Bir mücadele veriliyor ve Cumhurbaşkanı Recep Tayyip Erdoğan'ın çevresinde uyumayan çok az kişi varmış ki bunların çoğu da FETÖ üyeleri imişler.
Neden?
O kadar çok danışmanı var, ama etrafı herşeyi bilenlerce kuşatılmış.
Allah korudu ve bu kuşatmadan kurtardı.
26 yıldır yurtdışında yaşıyorum.
15 Temmuz 2016 darbe girişimini, yurtdışında anlatmaya çalışıyor Türkiye.
Büyükelçiliklerin Facebook sayfalarına bakıyorum. 
Başbakanlık Yurtdışı Türkler ve Akraba Topluluklar Başkanlığı (YTB)'ye bakıyorum.
Anadolu Ajansı (AA)'ya bakıyorum.
Ve Ak Parti'nin yurtdışında kurdurduğu 'Cemaat Kırması' Avrupa Türk Demokratlar Birliği (UETD)'ye bakıyorum.
Öyle, acemice bir anlatım var ki, yurtdışında işimiz yaş.
Herkes birbirinden otlaklanmaya çalışıyor.
Olayı, Batılı bir kişinin algılayacağı şekilde anlatan yok.
Arabesk takılıyor hepsi.
YTB gibi çok büyük ümitlerle kurulan; ben 2011 yılında daha kuruluş aşamasında "Böyle olmaz" dediğim ve sonradan haklı çıktığım gibi; şimdi de ekte gördüğünüz, tanıtımları değişik dilde yazmış.
YTB, Türk gibi düşünmüş, Türk'ün anlayacağı şekilde yazmış.
YTB, yurtdışındaki başka milletlere değil, yurttaşlarımıza anlatım yapmış.
UETD yönetcileri ise "Ak Partiliyim" diyemeyecek kadar zorla Ak Partili gözüküyor gibiler ve 'The Cemaat'ten yandan çarklılıar.

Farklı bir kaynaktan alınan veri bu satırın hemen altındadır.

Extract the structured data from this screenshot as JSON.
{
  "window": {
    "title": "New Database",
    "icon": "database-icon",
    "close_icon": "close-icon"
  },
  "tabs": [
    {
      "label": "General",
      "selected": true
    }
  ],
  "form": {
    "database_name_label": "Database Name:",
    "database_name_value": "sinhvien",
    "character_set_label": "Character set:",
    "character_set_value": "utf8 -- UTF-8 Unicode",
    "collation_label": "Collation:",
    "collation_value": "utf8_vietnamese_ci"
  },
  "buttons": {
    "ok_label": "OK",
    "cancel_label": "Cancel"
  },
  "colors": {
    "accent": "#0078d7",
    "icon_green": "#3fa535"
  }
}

Ne olur ne olmaz Cemaat birşeyler yapar endişesindeler. Bir taraftan Ak Parti'yi destekler gibi gözükürken, diğer taraftan arkadan kaçacak kapı gözetler durumundalar. Acemice hareketleri ile de bir çuval inciri berbat ediyorlar.
AA ise; aşağıda Not 2 kısmında linklerini verdiğim yaklaşık 100 sayfalık PDF dosyası hazırlamış.
Büyükelçiliklerimiz AA ve YTB tarafından hazır olan bu bildirileri paylaşıyorlar.
Gerek Cumhurbaşkanımız gerekse Hükümet, Batılı ülkeler tarafından 15 Temmuz darbe girişimi konusunun iyi anlaşılamadığından yakınıyorlar.
Bizim anlatımlarımıza bakıyorum.
Doğru bir anlatım yok. 
Batı "Erdoğan" diyor ama siz bunu "Erdoğan'dan alıp, gerçek yönüne yönlendirip, anlatmalısınız."
Bu Salı günü Fin Devlet Televizyonu YLE'den bayan muhabir aradı beni. 
15 Temmuz ile ilgili konuşmak istediğini söyledi.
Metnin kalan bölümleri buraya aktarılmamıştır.